Historically, the area spoke Lochaber Gaelic, which had a number of distinctive features.

In the 19th century, Blarmachfoldach had a population of over 800. Reflecting the tragedy that gradually befell the Highlands as a whole, the population has gradually fallen to around 30, the last native dying in 2006. This was exacerbated by the cholera epidemic of the 19th century, when a ship in Loch Linnhe brought contaminated linen.

The Gaelic etymology of the name is not clear. Blàr typically refers to a field, often a battlefield, whereas the faoiltich are the cold early months of the year, corresponding to January (Faoilleach) in modern Gaelic.

Blàr mac Faoltaich is one of the 'four blars' in the area, comprising Blàr Mac Faoltaich, Blàr a' Chaorainn, Blàr nan Cléireach, and Blàr Mac Droighnich (also spelt Mac Droighneach, Mac Druineach, and nan Druineach, and meaning the field of the wise men).

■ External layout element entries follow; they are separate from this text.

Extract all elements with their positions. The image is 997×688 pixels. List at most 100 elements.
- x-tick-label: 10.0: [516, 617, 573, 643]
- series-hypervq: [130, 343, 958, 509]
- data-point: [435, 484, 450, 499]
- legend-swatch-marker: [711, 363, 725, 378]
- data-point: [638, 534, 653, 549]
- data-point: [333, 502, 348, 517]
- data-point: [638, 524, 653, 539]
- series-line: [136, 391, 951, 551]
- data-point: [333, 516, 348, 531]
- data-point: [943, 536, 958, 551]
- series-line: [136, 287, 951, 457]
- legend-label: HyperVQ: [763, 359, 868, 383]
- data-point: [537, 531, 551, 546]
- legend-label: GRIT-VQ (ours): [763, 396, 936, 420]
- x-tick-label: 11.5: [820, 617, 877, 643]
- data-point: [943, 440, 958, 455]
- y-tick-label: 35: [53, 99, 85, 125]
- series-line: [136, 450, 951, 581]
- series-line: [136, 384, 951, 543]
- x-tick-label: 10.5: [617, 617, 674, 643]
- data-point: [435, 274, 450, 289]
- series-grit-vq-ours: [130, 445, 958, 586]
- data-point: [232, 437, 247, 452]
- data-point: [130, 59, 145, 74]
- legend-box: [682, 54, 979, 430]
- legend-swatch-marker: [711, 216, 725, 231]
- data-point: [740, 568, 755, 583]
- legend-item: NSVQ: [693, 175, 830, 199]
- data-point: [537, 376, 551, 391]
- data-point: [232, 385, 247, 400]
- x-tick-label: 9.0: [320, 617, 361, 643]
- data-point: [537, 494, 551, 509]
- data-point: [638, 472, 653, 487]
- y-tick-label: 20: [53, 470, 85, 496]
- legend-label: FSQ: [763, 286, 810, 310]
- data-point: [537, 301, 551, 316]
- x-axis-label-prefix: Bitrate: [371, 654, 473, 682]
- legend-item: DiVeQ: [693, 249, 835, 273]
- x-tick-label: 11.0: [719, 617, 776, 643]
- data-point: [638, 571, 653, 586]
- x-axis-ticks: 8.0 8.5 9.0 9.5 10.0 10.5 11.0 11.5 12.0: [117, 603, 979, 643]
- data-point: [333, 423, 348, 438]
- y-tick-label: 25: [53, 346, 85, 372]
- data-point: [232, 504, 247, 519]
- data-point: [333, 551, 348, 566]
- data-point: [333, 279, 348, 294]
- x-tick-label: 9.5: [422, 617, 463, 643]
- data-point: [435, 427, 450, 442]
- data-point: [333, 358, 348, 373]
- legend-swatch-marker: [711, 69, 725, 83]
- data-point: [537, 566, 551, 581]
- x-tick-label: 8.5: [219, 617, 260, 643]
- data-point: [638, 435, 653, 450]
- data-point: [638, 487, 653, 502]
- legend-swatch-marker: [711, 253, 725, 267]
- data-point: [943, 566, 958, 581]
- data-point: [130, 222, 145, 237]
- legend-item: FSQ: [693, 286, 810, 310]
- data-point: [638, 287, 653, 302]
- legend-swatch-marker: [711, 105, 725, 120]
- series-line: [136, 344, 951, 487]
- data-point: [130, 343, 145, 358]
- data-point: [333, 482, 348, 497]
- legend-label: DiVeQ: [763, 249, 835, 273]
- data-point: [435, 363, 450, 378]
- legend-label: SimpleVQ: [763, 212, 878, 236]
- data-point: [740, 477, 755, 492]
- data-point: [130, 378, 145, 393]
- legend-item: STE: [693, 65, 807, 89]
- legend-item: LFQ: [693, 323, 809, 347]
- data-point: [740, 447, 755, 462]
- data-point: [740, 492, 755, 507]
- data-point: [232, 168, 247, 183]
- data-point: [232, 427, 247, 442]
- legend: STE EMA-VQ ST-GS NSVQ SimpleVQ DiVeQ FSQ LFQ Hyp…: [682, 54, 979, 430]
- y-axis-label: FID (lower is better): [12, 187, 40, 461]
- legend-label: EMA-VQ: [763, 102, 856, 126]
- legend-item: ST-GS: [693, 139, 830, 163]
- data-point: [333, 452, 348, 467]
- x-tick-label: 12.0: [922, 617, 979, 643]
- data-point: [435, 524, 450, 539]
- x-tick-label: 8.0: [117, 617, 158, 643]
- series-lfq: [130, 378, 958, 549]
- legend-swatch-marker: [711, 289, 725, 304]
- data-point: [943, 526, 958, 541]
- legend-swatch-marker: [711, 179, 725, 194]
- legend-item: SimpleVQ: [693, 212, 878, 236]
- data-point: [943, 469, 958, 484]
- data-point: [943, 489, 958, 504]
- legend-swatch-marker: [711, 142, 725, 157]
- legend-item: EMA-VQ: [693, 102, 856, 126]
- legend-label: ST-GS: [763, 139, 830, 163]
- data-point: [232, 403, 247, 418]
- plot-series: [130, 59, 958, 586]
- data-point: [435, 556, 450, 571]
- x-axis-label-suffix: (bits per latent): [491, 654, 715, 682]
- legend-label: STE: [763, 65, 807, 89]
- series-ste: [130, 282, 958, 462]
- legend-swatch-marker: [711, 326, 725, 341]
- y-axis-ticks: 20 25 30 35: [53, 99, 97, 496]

The river Cìochnis (Cìoch Innis), shown by Ordnance Survey as "River Kiachnish", which originates in Lochan Lùnn dà-Bhrà, (Loch Lundavra) and passes through Blàr Mac Faoilteach, was the source of hydro-electric power for the first electric street lighting in Scotland, in nearby Fort William high street. The ruins of the turbine house and a bridge to cross the river (although dangerous to cross now) are still here to see today.

The West Highland Way passes through the clachan near one of its two endpoints.

Blar Mac Faoilteach was known locally as one of the last places to celebrate the old Highland New Year on January 12.